Çünkü Yahve Yahuda halkına ve Yeruşalem'e şöyle diyor: “Nadasa bırakılmış toprağınızı sürün ve dikenler arasına ekmeyin. Ey Yahuda halkı ve Yeruşalem sakinleri, Yahve için sünnet olun ve yüreğinizin sünnet derilerini kaldırın; yoksa işlerinizin kötülüğü yüzünden gazabım ateş gibi çıkıp yanacak ve onu söndürecek kimse olmaz. Yahuda’da bildirin ve Yeruşalem’de duyurup deyin: 'Ülkede boru çalın! Yüksek sesle bağırıp söyleyin, 'Toplanın! Surlu kentlere girelim!' Siyon'a doğru sancak dikin. Güvenlik için kaçın! Durmayın; çünkü ben kuzeyden kötülük ve büyük yıkım getireceğim.”
Aslan sık ağaçlıktan çıktı, ulusların yok edicisi de yola çıktı. Ülkeni ıssızlaştırmak, kentlerini viran etmek, içinde oturan kimse kalmasın diye yerinden çıktı. Bunun için çul giyin, ağıt yak, dövün. Çünkü Yahve'nin kızgın öfkesi bizden dönmedi. Yahve şöyle diyor, O gün öyle olacak ki, kralın yüreği de önderlerin yüreği de tükenecek. Kâhinler şaşkına dönecek, peygamberler şaşacak.

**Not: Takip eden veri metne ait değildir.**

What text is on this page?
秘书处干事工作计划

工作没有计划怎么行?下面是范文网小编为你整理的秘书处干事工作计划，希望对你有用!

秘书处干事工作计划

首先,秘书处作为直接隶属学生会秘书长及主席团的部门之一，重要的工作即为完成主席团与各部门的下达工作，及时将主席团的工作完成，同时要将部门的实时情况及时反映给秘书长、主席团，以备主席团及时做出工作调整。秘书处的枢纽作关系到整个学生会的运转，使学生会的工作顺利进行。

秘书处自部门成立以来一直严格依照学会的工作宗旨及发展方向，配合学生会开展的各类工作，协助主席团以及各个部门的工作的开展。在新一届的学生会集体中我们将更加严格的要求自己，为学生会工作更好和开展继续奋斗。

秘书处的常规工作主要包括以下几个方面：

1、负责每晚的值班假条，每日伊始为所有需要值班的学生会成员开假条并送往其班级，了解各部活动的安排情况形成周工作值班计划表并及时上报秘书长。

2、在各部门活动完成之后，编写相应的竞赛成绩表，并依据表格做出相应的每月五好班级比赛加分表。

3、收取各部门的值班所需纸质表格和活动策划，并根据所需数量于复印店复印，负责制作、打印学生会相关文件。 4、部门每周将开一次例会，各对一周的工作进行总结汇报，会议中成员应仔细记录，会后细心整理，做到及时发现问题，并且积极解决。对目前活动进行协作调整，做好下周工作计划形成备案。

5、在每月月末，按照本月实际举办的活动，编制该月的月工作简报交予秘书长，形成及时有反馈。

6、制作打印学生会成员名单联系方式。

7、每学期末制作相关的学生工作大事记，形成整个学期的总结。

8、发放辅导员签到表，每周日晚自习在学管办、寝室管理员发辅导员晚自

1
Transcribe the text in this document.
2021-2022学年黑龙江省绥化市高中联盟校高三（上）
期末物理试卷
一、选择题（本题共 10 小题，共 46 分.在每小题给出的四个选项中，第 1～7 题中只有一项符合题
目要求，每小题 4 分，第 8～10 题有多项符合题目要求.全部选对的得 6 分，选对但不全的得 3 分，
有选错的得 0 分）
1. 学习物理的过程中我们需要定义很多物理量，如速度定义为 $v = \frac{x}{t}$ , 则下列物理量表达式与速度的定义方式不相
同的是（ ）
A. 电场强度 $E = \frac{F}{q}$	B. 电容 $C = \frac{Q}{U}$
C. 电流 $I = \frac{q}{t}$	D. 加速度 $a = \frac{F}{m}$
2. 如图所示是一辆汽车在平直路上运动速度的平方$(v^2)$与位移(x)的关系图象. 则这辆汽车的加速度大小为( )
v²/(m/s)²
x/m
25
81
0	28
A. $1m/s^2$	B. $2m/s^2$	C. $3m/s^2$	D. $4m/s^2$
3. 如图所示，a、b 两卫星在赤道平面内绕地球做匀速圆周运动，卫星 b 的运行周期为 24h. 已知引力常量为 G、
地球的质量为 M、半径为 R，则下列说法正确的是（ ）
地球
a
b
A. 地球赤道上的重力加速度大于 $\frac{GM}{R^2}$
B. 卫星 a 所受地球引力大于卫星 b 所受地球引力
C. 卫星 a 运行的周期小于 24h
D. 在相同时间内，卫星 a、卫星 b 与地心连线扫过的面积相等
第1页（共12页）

10 O zaman dedim ki, “Ah, ey Efendi Yahve! 'Size esenlik olacak' diyerek elbette bu halkı ve Yeruşalem'i çok aldattın; ama kılıç yüreğe ulaştı.”
11 O zaman bu halka ve Yeruşalem'e denilecek, “Çöldeki çıplak tepelerden halkımın kızına doğru sıcak bir rüzgâr esiyor, savurmak ya da temizlemek için değil. 12 Bunlardan bana güçlü bir rüzgâr gelecek. Şimdi ben de onlara karşı hükümlerimi söyleyeceğim.”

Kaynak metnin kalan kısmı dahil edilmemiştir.